To determine if the 1040C/T SNP is in linkage disequilibrium with the SNPs studied by Henry et al,1 we also determined the genotype and allele frequencies of the -438A/G TAFI promoter SNP and the 505A/G SNP in the coding region of the TAFI gene. The -438A/G and 505A/G SNP showed similar genotype distribution and allele distributions as described before1 (Table 1) and all 3 analyzed SNPs were in strong linkage disequilibrium (P < .001, chi 2 analysis). The -438G/G and the 505A/A genotype correspond to the highest TAFI Ag levels (Table 1), which is also in agreement with earlier observations.1,3,4

In conclusion, the 1040T/C SNP located in the coding region of the TAFI gene and resulting in the Thr325Ile substitution is associated with TAFI plasma levels, just like other SNPs in and around this gene. Presently, it is not known which SNP is/are responsible for this effect on TAFI levels. On the other hand, studies using recombinant proteins have demonstrated a functional effect of the Thr325Ile substitution on the stability of activated TAFI resulting in altered antifibrinolytic activity. The possibility that the same TAFI haplotype will affect levels and antifibrinolytic activity in opposite directions will hamper the interpretation of genetic association studies using this SNP.

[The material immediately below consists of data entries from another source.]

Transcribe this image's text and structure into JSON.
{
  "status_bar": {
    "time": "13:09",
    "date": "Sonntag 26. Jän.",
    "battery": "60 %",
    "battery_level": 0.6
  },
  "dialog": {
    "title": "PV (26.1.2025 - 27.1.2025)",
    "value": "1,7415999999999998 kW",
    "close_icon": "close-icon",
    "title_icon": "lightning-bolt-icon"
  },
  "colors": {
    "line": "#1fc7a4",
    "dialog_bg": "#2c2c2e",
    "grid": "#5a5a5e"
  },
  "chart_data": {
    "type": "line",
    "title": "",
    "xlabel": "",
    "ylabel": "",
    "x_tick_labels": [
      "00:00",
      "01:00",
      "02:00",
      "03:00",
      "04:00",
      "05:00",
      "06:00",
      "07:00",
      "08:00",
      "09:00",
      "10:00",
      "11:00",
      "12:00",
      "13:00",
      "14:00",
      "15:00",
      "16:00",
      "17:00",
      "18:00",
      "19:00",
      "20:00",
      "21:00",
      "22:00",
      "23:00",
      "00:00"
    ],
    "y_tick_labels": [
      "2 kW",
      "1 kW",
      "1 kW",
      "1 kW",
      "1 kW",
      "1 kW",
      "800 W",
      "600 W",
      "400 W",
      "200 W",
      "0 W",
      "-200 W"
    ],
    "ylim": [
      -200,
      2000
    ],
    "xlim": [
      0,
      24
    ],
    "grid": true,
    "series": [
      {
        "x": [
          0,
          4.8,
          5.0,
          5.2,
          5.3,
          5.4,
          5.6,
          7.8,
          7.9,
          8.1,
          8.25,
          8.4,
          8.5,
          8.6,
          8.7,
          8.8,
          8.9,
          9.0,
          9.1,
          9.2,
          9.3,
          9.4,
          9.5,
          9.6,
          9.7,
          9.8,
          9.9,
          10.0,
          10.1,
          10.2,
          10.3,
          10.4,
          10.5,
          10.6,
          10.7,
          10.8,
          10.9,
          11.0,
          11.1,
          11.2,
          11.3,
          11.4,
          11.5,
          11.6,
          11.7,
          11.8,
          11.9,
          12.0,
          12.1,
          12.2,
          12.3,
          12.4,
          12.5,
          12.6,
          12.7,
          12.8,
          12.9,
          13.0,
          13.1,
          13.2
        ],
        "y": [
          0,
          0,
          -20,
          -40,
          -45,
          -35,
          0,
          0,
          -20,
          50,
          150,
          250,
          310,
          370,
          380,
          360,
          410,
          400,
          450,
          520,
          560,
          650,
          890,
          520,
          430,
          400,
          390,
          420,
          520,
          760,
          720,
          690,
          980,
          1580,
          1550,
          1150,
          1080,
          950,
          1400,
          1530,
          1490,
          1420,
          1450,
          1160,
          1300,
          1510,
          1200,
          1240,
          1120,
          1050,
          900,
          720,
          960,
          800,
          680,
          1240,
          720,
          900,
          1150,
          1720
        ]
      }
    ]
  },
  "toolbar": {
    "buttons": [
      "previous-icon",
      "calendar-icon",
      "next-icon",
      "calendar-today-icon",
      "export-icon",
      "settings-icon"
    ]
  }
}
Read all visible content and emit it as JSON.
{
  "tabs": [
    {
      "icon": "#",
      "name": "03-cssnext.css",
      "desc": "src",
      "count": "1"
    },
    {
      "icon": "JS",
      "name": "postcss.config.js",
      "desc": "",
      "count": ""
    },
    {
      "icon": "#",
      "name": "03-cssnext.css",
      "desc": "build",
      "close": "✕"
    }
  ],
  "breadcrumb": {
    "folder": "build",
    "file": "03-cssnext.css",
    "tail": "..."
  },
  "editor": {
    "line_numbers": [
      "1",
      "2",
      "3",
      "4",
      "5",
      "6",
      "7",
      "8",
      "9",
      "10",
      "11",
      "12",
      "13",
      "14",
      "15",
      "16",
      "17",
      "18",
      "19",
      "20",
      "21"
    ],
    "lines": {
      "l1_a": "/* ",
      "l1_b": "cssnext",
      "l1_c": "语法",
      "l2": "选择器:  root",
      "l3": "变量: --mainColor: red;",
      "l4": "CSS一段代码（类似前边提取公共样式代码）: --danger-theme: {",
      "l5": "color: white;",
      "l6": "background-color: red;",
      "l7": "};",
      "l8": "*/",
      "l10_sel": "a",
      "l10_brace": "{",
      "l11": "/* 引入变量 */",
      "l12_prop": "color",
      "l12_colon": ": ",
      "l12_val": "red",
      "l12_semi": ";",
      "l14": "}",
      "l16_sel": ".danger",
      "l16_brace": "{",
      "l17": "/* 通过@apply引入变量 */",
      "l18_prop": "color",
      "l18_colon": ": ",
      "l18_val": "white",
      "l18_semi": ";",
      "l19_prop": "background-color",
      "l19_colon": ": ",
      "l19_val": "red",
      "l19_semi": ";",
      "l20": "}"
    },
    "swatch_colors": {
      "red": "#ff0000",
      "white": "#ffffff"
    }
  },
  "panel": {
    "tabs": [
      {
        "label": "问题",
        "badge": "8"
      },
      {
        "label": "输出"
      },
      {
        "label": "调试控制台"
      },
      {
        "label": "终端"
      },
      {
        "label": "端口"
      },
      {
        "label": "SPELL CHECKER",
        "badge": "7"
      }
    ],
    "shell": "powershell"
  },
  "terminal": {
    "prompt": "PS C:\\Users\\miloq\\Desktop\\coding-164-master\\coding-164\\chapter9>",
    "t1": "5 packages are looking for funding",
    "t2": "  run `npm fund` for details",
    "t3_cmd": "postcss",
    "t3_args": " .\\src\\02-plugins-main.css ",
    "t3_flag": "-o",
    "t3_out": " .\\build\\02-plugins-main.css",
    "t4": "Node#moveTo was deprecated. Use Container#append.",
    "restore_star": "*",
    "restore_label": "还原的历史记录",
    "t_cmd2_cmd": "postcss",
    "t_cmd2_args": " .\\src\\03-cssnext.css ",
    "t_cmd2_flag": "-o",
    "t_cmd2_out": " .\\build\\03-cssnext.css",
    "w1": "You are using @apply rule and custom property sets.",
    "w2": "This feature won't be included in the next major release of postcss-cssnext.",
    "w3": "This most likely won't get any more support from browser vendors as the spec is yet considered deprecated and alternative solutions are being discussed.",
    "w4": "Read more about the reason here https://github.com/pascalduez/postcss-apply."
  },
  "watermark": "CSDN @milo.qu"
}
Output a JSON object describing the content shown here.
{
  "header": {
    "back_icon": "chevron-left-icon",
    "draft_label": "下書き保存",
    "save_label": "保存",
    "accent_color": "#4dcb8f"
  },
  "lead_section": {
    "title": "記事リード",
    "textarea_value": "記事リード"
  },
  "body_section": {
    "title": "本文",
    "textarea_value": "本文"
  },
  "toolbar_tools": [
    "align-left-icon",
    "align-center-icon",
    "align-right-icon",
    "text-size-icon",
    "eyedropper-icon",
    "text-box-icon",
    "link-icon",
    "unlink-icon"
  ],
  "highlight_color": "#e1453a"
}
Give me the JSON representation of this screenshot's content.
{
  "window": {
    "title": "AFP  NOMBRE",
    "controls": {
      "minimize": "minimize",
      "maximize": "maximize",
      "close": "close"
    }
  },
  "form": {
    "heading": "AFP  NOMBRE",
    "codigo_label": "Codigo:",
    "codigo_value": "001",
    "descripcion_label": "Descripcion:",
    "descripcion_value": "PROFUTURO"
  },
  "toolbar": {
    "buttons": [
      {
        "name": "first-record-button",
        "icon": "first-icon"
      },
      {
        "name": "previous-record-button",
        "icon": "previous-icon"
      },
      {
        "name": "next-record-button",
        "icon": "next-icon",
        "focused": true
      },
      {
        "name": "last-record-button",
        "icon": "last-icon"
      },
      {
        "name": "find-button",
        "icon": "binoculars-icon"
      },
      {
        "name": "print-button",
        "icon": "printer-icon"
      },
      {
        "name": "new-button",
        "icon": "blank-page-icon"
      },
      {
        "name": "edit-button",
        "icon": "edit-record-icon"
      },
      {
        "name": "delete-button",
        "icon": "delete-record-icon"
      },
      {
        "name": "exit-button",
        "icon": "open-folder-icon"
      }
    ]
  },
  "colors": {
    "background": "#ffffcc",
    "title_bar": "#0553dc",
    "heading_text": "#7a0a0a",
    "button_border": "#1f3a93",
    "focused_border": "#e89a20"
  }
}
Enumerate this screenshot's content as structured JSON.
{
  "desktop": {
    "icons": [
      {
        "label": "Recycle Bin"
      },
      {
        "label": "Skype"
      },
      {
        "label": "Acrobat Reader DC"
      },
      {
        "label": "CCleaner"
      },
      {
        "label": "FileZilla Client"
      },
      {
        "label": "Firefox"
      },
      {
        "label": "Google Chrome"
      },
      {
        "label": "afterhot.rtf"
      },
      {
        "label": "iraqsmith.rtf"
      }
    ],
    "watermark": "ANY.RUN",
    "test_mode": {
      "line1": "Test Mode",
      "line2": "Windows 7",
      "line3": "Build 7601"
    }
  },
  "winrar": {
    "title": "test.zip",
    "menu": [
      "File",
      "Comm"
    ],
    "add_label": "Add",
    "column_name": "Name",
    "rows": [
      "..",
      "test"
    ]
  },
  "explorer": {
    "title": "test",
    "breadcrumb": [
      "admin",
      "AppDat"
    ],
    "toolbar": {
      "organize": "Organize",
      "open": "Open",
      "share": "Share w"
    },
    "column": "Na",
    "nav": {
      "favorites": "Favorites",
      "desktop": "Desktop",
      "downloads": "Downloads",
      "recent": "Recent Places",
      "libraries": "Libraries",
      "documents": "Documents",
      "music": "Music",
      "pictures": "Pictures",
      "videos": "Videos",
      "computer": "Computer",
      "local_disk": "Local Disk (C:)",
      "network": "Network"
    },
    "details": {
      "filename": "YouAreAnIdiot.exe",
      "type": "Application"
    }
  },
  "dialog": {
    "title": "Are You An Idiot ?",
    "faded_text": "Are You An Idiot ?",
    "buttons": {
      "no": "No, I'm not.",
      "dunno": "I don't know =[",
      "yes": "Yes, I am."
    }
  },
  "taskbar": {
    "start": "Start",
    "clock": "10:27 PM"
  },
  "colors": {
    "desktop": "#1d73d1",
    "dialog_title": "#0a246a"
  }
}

Geert-Jan Brouwers, Hans L. Vos, Frank W. G. Leebeek, Saskia Bulk, Mark Schneider, Michael Boffa, Marlys Koschinsky, Nico H. van Tilburg, Michael E. Nesheim, Rogier M. Bertina, and Encarnación B. Gómez García
Correspondence: Geert-Jan Brouwers, Department of Hematology, Erasmus University Medical Center Rotterdam, Dr Molewaterplein 50, 3015 GE, Rotterdam, The Netherlands

References

1. Henry M, Aubert H, Morange PE, et al. Identification of polymorphisms in the promoter and the 3' region of the TAFI gene: evidence that plasma TAFI antigen levels are strongly genetically controlled. Blood. 2001;97:2053-2058[Abstract/Free Full Text].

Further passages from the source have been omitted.